Salidroside attenuates hypoxia/reoxygenation‑induced human brain vascular smooth muscle cell injury by activating the SIRT1/FOXO3α pathway
- Lina Xu
- Longbin Jia
- Qingyun Wang
- Jing Hou
- Shifang Li
- Junfang Teng
Published online on: November 6, 2017
Copyright: © Xu et al.
This is an open access article distributed under the terms of Creative Commons Attribution License.

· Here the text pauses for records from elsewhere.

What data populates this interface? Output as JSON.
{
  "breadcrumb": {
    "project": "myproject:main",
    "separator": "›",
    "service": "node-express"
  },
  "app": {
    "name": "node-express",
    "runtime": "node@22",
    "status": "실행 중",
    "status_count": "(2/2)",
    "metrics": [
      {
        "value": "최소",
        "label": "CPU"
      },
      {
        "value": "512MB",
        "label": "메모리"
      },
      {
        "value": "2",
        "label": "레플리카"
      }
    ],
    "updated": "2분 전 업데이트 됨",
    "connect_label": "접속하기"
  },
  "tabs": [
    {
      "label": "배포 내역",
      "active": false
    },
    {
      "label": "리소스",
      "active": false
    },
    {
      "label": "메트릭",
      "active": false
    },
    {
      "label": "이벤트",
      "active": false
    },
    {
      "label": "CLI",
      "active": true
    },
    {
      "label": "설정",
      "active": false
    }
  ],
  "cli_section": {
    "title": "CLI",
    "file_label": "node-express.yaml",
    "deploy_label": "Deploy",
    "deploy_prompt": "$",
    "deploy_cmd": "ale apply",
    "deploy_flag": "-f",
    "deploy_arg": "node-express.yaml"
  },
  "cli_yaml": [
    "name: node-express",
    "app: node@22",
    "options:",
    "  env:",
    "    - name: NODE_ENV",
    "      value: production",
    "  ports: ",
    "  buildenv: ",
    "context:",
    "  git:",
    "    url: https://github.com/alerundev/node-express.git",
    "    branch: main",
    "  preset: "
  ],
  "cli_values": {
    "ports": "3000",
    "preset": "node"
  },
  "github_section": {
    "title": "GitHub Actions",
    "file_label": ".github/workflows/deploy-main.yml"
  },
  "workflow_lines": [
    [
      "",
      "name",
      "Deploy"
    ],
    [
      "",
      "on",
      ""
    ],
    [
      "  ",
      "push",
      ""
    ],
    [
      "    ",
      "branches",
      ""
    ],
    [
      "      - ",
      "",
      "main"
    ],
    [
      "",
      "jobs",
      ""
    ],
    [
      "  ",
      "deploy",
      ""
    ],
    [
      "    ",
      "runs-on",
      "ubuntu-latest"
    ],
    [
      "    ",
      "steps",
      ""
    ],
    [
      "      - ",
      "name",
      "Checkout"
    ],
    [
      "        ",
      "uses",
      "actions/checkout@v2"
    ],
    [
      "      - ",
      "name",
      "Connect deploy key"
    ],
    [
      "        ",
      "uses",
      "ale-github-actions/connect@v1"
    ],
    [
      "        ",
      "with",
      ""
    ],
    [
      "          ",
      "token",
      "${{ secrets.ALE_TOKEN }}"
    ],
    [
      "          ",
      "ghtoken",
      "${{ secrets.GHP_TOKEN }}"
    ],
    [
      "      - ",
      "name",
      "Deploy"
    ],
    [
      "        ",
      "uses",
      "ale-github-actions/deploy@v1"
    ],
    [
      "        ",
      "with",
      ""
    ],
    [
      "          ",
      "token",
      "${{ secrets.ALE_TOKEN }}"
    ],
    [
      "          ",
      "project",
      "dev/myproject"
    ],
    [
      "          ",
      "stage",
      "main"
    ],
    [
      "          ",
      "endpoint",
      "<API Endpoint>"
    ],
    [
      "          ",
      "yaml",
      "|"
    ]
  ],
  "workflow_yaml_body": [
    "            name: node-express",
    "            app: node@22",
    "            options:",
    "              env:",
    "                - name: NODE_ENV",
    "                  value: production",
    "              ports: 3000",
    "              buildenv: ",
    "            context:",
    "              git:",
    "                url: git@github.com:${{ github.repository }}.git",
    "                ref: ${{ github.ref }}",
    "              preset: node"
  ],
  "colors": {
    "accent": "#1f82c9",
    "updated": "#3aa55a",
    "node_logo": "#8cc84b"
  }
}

It has been reported that salidroside (SAL), a natural dietary isothiocyanate, exhibits neuroprotective roles in cerebral ischemia‑reperfusion injury. However, to the best of our knowledge, its underlying protective mechanism remains unknown. Sirtuin 1 (SIRT1) is a class III histone deacetylase involved in a variety of cellular functions. SIRT1 has been identified as a mediator of cerebral ischemia and may induce neuroprotection by activating various intracellular downstream targets, such as forkhead box protein O3α (FOXO3α). Therefore, the present study aimed to investigate whether SAL protects human brain vascular smooth muscle cells (HBVSMC) against hypoxia/reoxygenation (H/R) injury, which is a cell model of cerebral ischemia‑reperfusion injury, through regulating the SIRT1‑activited signaling pathway. The present study revealed that H/R treatment significantly reduced the expression of SIRT1 protein in HBVSMCs. Additionally, pretreatment with SAL reversed the H/R‑induced decrease in cellular viability, increased caspase‑3 activity, the appearance of apoptotic cells and the apoptosis rate in HBVSMCs. SAL attenuated the H/R‑induced decrease in the expression of SIRT1 and phosphorylated FOXO3α protein in HBVSMCs, suggesting that the protective role of SAL in H/R injury occurs via the SIRT1/FOXO3α pathway. Furthermore, sirtinol, a SIRT1‑specific inhibitor, suppressed the inhibitory effects of SAL on H/R‑induced cytotoxicity and apoptosis as indicated by the downregulation of cell viability and upregulation of caspase‑3 activity and apoptosis rate induced by sirtinol treatment in HBVSMCs. The reversal effects of SAL on H/R‑induced alternation of B‑cell lymphoma (Bcl‑2) and Bcl‑2 associated X protein expression were also attenuated by sirtinol. These results suggest that SAL exhibits neuroprotective effects against H/R injury by activating the SIRT1/FOXO3α pathway, which may become a novel potential therapeutic target for the treatment of cerebral ischemic disease.